II. Les évolutions législatives issues du projet de loi DUA : un affaiblissement de la protection des données personnelles.
Certaines évolutions majeures, prévues dans le projet de loi actuel, amèneront – si elles sont votées – à une mutation importante du cadre juridique britannique relatif à la protection des données personnelles.
Certaines de ces évolutions ont déjà pu faire l’objet de contestation outre-Manche. Ainsi, l’association « Big Brother Watch » a publié, en février 2025, un rapport concernant le projet de loi en discussion. [4] Plusieurs éléments – non exhaustifs – pouvant mettre à mal le niveau de protection adéquat aujourd’hui reconnu au Royaume-Uni ont été dénoncés par l’association dans son rapport.
(i) La création d’intérêts légitimes reconnus.
Actuellement, le droit britannique prévoit, tout comme le RGPD, qu’un traitement de données personnelles doive être fondé sur une des bases légales prévues à l’article 6 de la loi de protection des données. Cela inclut l’intérêt légitime du responsable du traitement.
Toutefois, l’article 70(2) du projet de loi DUA crée une nouvelle base légale, celle des « intérêts légitimes reconnus » (recognised legitimate interests). Cette nouvelle base légale permettrait ainsi au responsable du traitement de traiter les données personnelles sans procéder à l’exercice de mise en balance, dans le cas où il s’agit d’un intérêt plus large désigné par le Secrétaire d’Etat. Ces « intérêts légitimes reconnus » seraient listés directement dans la loi et incluraient la sécurité nationale, les urgences, les crimes, etc.

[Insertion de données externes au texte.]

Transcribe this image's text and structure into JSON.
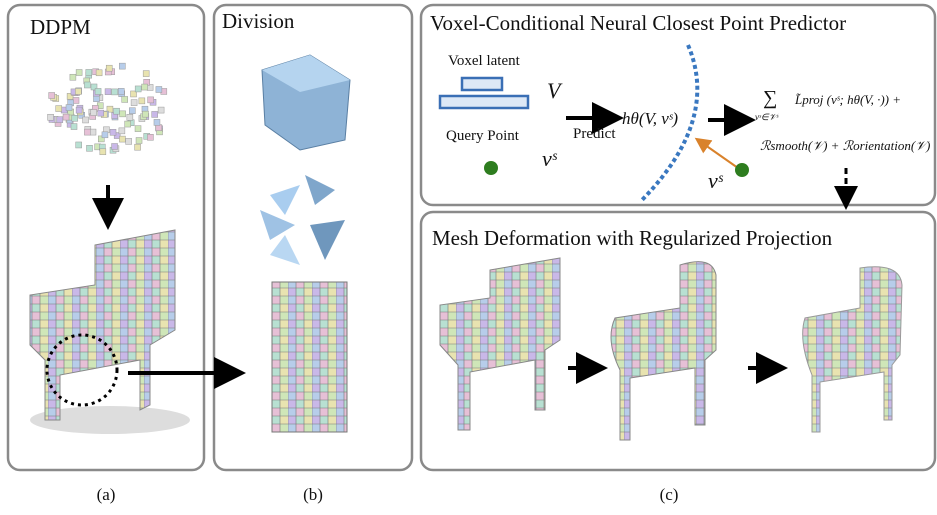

Néanmoins, ces catégories sont très larges et ne sont pas exhaustives. Le Secrétaire d’Etat serait en effet en mesure d’ajouter de nouveaux « intérêts » à cette liste, laissant ainsi planer une certaine incertitude quant au champ d’application des ces nouveaux intérêts légitimes reconnus.
(ii) La création de larges exceptions à la limitation du traitement.
L’article 71 du projet de loi prévoit d’ajouter un article 8A à la loi de protection des données, autorisant le Secrétaire d’Etat d’exempter préventivement le traitement des données du principe de limitation de la finalité. Cela pourrait être rendu possible dans le cas où le traitement entre dans le champ d’une nouvelle annexe de la loi de protection des données.
Néanmoins, les finalités actuellement énoncées dans cette annexe sont larges : elles comprennent l’archivage dans l’intérêt public, la sécurité publique, la criminalité, la protection des personnes vulnérables et la fiscalité.
De plus, elles sont modifiables. Par conséquent, ce dispositif permettrait de ne pas être soumis au principe de limitation de finalité, et ainsi d’utiliser les données pour des finalités autres que celle ayant justifié leur collecte, et ce dans le cadre de conditions mal définies.
(iii) L’élargissement de la prise de décision automatisée.
En vertu de l’actuel article 22 de la loi de protection des données, le principe est que les personnes concernées ont le droit de ne pas être soumises à une décision ayant un effet juridique ou un effet significatif similaire reposant uniquement sur un traitement automatisé ou un profilage.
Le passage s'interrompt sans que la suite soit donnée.